A Novel Impulsive Noise Suppression and Data Recovery Method for ACO-OFDM-Based Hybrid PLC-VLC Systems

Abstract

Hybrid Power Line Communication (PLC)-Visible Light Communication (VLC) (HPV) systems are emerging as a cost-effective and efficient solution to enable high-speed communication. However, the random connection of electrical devices to the power line introduces Impulsive Noise (IN) in the PLC channel, which significantly degrades the Bit Error Rate (BER) of HPV systems. Existing studies have primarily focused on mitigating IN by setting the IN signals to either zero or a threshold value after the PLC stage. While previous studies have progressed in reducing noise, they have neglected the critical aspect of restoring the corrupted information signal that leads to data loss and increased BER. This study offers a novel Asymmetrical Recovery Filter (ARF) method to address the IN problem in HPV systems using Asymmetrically-Clipped Optical Orthogonal Frequency Division Multiplexing (ACO-OFDM). The ARF method not only suppresses the IN but also recovers impulsively corrupted data without causing signal loss, significantly enhancing the overall system BER performance.
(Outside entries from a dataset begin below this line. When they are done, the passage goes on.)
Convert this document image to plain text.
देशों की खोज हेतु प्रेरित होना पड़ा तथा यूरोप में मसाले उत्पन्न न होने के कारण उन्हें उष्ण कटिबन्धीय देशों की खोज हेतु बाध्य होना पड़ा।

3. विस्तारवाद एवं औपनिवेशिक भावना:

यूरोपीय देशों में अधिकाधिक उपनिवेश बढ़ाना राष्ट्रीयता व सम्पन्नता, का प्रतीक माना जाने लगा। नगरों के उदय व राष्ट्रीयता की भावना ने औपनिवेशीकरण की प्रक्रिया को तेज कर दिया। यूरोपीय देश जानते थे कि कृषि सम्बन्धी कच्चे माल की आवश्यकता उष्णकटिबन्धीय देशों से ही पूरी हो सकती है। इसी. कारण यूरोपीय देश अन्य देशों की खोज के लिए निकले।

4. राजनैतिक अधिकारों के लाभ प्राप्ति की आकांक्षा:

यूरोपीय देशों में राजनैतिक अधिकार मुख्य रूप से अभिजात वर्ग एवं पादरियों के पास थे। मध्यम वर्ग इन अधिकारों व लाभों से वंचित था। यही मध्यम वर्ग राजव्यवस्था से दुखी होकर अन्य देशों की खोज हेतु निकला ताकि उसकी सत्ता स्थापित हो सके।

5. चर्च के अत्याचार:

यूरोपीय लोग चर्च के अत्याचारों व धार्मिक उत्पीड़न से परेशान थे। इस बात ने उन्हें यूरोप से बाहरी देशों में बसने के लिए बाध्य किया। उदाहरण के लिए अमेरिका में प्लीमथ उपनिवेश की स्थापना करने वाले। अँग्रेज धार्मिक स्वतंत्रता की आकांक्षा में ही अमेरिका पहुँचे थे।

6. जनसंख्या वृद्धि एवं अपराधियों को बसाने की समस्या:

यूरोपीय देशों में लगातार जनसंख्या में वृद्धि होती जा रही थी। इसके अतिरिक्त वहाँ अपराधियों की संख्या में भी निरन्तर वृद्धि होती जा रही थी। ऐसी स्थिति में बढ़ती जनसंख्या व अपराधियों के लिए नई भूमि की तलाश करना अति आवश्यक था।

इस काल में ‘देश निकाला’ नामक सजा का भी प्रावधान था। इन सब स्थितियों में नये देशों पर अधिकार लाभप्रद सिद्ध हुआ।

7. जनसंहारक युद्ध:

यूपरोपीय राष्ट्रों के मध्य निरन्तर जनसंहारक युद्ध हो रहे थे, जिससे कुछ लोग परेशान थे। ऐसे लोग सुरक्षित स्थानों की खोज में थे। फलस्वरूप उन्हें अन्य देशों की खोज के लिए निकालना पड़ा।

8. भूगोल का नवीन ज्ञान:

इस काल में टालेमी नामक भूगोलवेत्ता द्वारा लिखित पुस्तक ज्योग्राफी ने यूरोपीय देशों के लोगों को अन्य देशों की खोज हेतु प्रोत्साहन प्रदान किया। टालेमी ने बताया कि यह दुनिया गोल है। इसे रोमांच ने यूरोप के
By leveraging ACO-OFDM's naturally occurring different forms of identical signals, the ARF method avoids additional bandwidth usage during recovery and achieves this with a low-computational algorithm. The ARF method's robustness is demonstrated through extensive simulations in both IN-free and IN-contaminated scenarios, outperforming existing signal lossy IN suppression methods.